Recognizing this can be the first step towards learning to communicate your needs more clearly and assertively.

7) The need for approval

Lastly, if you’re constantly saying “sorry”, it could be a sign that you’re seeking approval.

We all desire acceptance and approval to some extent, but when it drives us to apologize excessively, it may indicate a deeper issue.

This could be rooted in childhood experiences where approval was conditional or hard to come by.

As psychologist Dr. Wayne Dyer famously said, “Your worth is not established by teaching or learning.

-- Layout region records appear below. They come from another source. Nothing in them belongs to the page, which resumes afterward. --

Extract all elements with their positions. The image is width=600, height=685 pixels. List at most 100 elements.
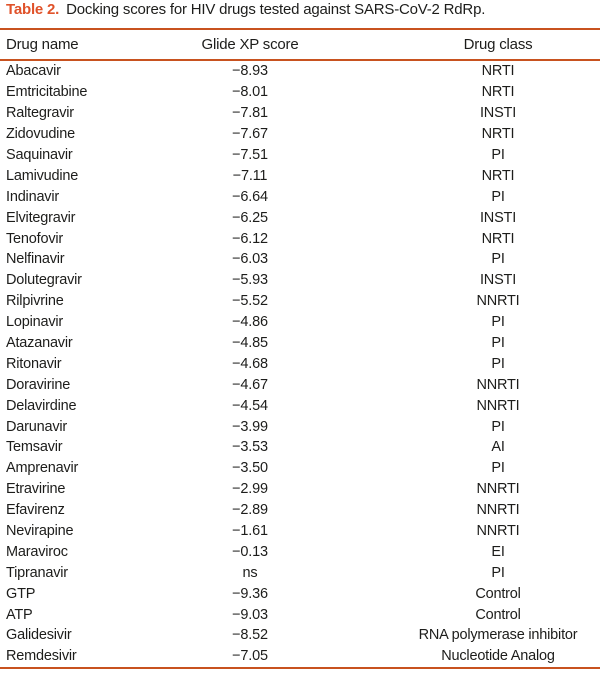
drug-name-cell: Remdesivir [6, 648, 77, 665]
table-row: Abacavir −8.93 NRTI [0, 61, 600, 82]
glide-xp-score-cell: −7.67 [232, 126, 268, 143]
drug-name-cell: Rilpivrine [6, 293, 64, 310]
drug-name-cell: Delavirdine [6, 397, 77, 414]
drug-class-cell: RNA polymerase inhibitor [418, 627, 578, 644]
table-caption: Table 2. Docking scores for HIV drugs tes… [0, 0, 600, 28]
drug-name-cell: Nevirapine [6, 523, 74, 540]
table-row: Zidovudine −7.67 NRTI [0, 124, 600, 145]
drug-name-cell: Indinavir [6, 188, 60, 205]
glide-xp-score-cell: −4.85 [232, 335, 268, 352]
table-row: Saquinavir −7.51 PI [0, 145, 600, 166]
glide-xp-score-cell: −9.36 [232, 585, 268, 602]
glide-xp-score-cell: −4.86 [232, 314, 268, 331]
drug-name-cell: GTP [6, 585, 36, 602]
glide-xp-score-cell: −0.13 [232, 543, 268, 560]
glide-xp-score-cell: −4.68 [232, 355, 268, 372]
drug-name-cell: ATP [6, 606, 33, 623]
table-row: Etravirine −2.99 NNRTI [0, 479, 600, 500]
table-row: Doravirine −4.67 NNRTI [0, 374, 600, 395]
table-row: Delavirdine −4.54 NNRTI [0, 395, 600, 416]
drug-name-cell: Temsavir [6, 439, 63, 456]
table-row: Lamivudine −7.11 NRTI [0, 165, 600, 186]
table-row: Raltegravir −7.81 INSTI [0, 103, 600, 124]
drug-class-cell: PI [491, 314, 505, 331]
drug-name-cell: Doravirine [6, 376, 71, 393]
drug-name-cell: Amprenavir [6, 460, 79, 477]
table-row: Tenofovir −6.12 NRTI [0, 228, 600, 249]
table-caption-text: Docking scores for HIV drugs tested agai… [66, 1, 486, 18]
table-row: Temsavir −3.53 AI [0, 437, 600, 458]
glide-xp-score-cell: −8.52 [232, 627, 268, 644]
drug-class-cell: NNRTI [476, 502, 520, 519]
drug-class-cell: PI [491, 188, 505, 205]
column-header-glide-xp-score: Glide XP score [201, 36, 299, 53]
table-row: Atazanavir −4.85 PI [0, 333, 600, 354]
table-row: Lopinavir −4.86 PI [0, 312, 600, 333]
drug-class-cell: PI [491, 147, 505, 163]
drug-name-cell: Lopinavir [6, 314, 64, 331]
drug-class-cell: NNRTI [476, 376, 520, 393]
table-row: Maraviroc −0.13 EI [0, 541, 600, 562]
drug-class-cell: Control [475, 585, 521, 602]
table-row: Elvitegravir −6.25 INSTI [0, 207, 600, 228]
drug-class-cell: NRTI [481, 63, 515, 80]
table-row: Darunavir −3.99 PI [0, 416, 600, 437]
drug-name-cell: Lamivudine [6, 167, 79, 184]
glide-xp-score-cell: −3.53 [232, 439, 268, 456]
drug-name-cell: Tenofovir [6, 230, 64, 247]
column-header-drug-class: Drug class [463, 36, 533, 53]
drug-name-cell: Abacavir [6, 63, 61, 80]
table-row: Ritonavir −4.68 PI [0, 353, 600, 374]
glide-xp-score-cell: −5.93 [232, 272, 268, 289]
glide-xp-score-cell: ns [242, 564, 258, 581]
table-header-row: Drug name Glide XP score Drug class [0, 30, 600, 59]
drug-class-cell: NNRTI [476, 481, 520, 498]
drug-class-cell: PI [491, 418, 505, 435]
drug-name-cell: Emtricitabine [6, 84, 88, 101]
drug-name-cell: Darunavir [6, 418, 68, 435]
glide-xp-score-cell: −7.81 [232, 105, 268, 122]
glide-xp-score-cell: −6.25 [232, 209, 268, 226]
glide-xp-score-cell: −6.64 [232, 188, 268, 205]
glide-xp-score-cell: −2.89 [232, 502, 268, 519]
glide-xp-score-cell: −7.05 [232, 648, 268, 665]
rule-below-caption [0, 28, 600, 30]
table-row: ATP −9.03 Control [0, 604, 600, 625]
table-row: Emtricitabine −8.01 NRTI [0, 82, 600, 103]
drug-name-cell: Zidovudine [6, 126, 75, 143]
drug-name-cell: Saquinavir [6, 147, 73, 163]
drug-class-cell: INSTI [479, 105, 517, 122]
drug-class-cell: NNRTI [476, 523, 520, 540]
column-header-drug-name: Drug name [6, 36, 79, 53]
table-row: Nevirapine −1.61 NNRTI [0, 521, 600, 542]
glide-xp-score-cell: −8.01 [232, 84, 268, 101]
glide-xp-score-cell: −4.67 [232, 376, 268, 393]
drug-class-cell: PI [491, 335, 505, 352]
glide-xp-score-cell: −9.03 [232, 606, 268, 623]
drug-class-cell: NNRTI [476, 397, 520, 414]
drug-name-cell: Efavirenz [6, 502, 65, 519]
glide-xp-score-cell: −2.99 [232, 481, 268, 498]
drug-class-cell: NRTI [481, 230, 515, 247]
rule-bottom [0, 666, 600, 670]
drug-name-cell: Maraviroc [6, 543, 68, 560]
table-row: Tipranavir ns PI [0, 562, 600, 583]
glide-xp-score-cell: −6.03 [232, 251, 268, 268]
drug-class-cell: EI [491, 543, 505, 560]
table-body: Abacavir −8.93 NRTI Emtricitabine −8.01 NRTI R… [0, 61, 600, 667]
drug-name-cell: Nelfinavir [6, 251, 65, 268]
rule-below-header [0, 59, 600, 61]
drug-class-cell: Control [475, 606, 521, 623]
drug-name-cell: Raltegravir [6, 105, 74, 122]
drug-name-cell: Atazanavir [6, 335, 73, 352]
drug-class-cell: NRTI [481, 84, 515, 101]
drug-name-cell: Ritonavir [6, 355, 62, 372]
glide-xp-score-cell: −8.93 [232, 63, 268, 80]
glide-xp-score-cell: −4.54 [232, 397, 268, 414]
glide-xp-score-cell: −6.12 [232, 230, 268, 247]
drug-name-cell: Tipranavir [6, 564, 68, 581]
table-row: Rilpivrine −5.52 NNRTI [0, 291, 600, 312]
table-row: Amprenavir −3.50 PI [0, 458, 600, 479]
table-row: Efavirenz −2.89 NNRTI [0, 500, 600, 521]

Your worth is established by God.”

Remember, your value isn’t determined by the approval of others.

So, if you’re often saying “sorry”, consider whether it’s your way of seeking validation and start working towards finding approval within yourself.

Concluding thoughts

The fascinating world of psychology allows us to dive deep into our behaviors and tendencies, often revealing patterns rooted in our childhood experiences.

In this journey of self-discovery, we’ve uncovered that constantly saying “sorry” might be more than just a harmless habit.

It could be a reflection of deep-seated traits such as heightened empathy, fear of rejection, the need for perfection, low self-esteem, conflict avoidance, indirect assertiveness, and the need for approval.

Understanding these traits is the first step towards personal growth. It’s akin to proofreading our life’s script, identifying areas that need tweaking or rewriting completely.

So the next time you find yourself on the verge of an unnecessary apology, take a moment to reflect.

Ask yourself what’s driving that “sorry”. Remember, self-awareness is the first step towards meaningful change.

As you continue on your journey of self-improvement and personal growth, take this newfound understanding with you. And remember to be kind to yourself along the way.

After all, we’re all works in progress.